Things were surprisingly calm in the small cluster of homes where U.S. troops said they saw the gunfire originate. While semis and cars traveling from Syria and western Iraq to Baghdad sped in the distance, with flapping tarps smacking against speeding trucks hauling various goods, the residents said they knew nothing about the attack. It was an all too familiar — and frustrating — predicament for U.S. troops in Iraq, who regularly met Iraqi residents who either supported insurgents or remained too afraid of them to disclose any valuable intelligence.

And then there, in one family's front yard, was the mud again — but this time partly covered by red pools of blood harbored within fresh, round footprints. U.S. troops had fired back and shot one man in the rear, sending him sprawling into the mud lake that was this family's front yard. The family claimed their son, who had been taken away for medical treatment by U.S. troops, had simply been walking to the outhouse when the bullets came flying by. U.S. troops countered that their son had tested positive for gunshot residue and questioned a "MAM" — or military age male.

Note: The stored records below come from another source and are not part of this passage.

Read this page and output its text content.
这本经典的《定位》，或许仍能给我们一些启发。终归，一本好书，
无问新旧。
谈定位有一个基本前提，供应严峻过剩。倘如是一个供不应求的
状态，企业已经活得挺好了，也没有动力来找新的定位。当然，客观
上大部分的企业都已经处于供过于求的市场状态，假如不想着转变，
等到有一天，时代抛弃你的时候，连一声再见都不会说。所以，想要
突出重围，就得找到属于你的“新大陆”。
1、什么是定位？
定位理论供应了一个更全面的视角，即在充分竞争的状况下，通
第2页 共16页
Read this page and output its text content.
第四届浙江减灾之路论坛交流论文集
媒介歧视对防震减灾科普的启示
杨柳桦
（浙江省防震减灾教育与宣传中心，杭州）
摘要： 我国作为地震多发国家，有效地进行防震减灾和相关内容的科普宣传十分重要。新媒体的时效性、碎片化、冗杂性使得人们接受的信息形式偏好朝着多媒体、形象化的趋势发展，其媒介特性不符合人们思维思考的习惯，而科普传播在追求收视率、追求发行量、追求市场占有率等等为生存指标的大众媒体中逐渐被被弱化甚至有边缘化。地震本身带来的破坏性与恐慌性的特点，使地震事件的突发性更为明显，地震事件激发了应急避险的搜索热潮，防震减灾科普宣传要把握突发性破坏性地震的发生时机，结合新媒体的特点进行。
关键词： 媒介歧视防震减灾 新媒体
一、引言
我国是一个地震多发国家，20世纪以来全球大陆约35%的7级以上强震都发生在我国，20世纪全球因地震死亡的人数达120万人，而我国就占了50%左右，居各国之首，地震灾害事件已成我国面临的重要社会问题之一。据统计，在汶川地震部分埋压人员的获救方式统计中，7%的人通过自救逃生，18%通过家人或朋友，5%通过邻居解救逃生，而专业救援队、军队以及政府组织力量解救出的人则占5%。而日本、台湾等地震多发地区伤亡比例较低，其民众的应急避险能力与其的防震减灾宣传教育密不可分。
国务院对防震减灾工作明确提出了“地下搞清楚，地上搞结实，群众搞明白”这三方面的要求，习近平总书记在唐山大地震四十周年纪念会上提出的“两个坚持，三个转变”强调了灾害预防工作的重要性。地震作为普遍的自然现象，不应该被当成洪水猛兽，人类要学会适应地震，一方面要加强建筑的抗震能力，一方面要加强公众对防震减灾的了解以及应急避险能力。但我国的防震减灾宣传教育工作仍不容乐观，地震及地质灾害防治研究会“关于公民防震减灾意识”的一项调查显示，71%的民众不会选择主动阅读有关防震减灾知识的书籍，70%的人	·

The family of the injured man was surprisingly calm and quiet for a group that had just seen a relative crumple on their front yard from a gunshot wound. They mostly watched the Americans and gave short answers to questions from the commanding officer, Lt. Jason Secrest, a young officer from York, Pa., assigned to the 1st Battalion, 172nd Regiment. The middle-aged Iraqi produced an ID badge that said he once worked at a nearby U.S. base. The troops moved on to the neighboring house.

There were no men at the next home — only a middle-aged woman wearing a blue headscarf and dark dress who waited to be questioned as several restless children milled around. As she held her baby girl, she said she knew nothing of the gunfire but said her husband had left to buy a new car and had gone missing.

"He left for Baghdad one month ago and he's disappeared," she explained as roosters crowed and ran around in the mud of her backyard. Violence was nearly impossible to escape in this tortured part of Iraq.

"Can you check his name in the computer to see if he is dead?" she calmly asked. "If you find anything, please let me know."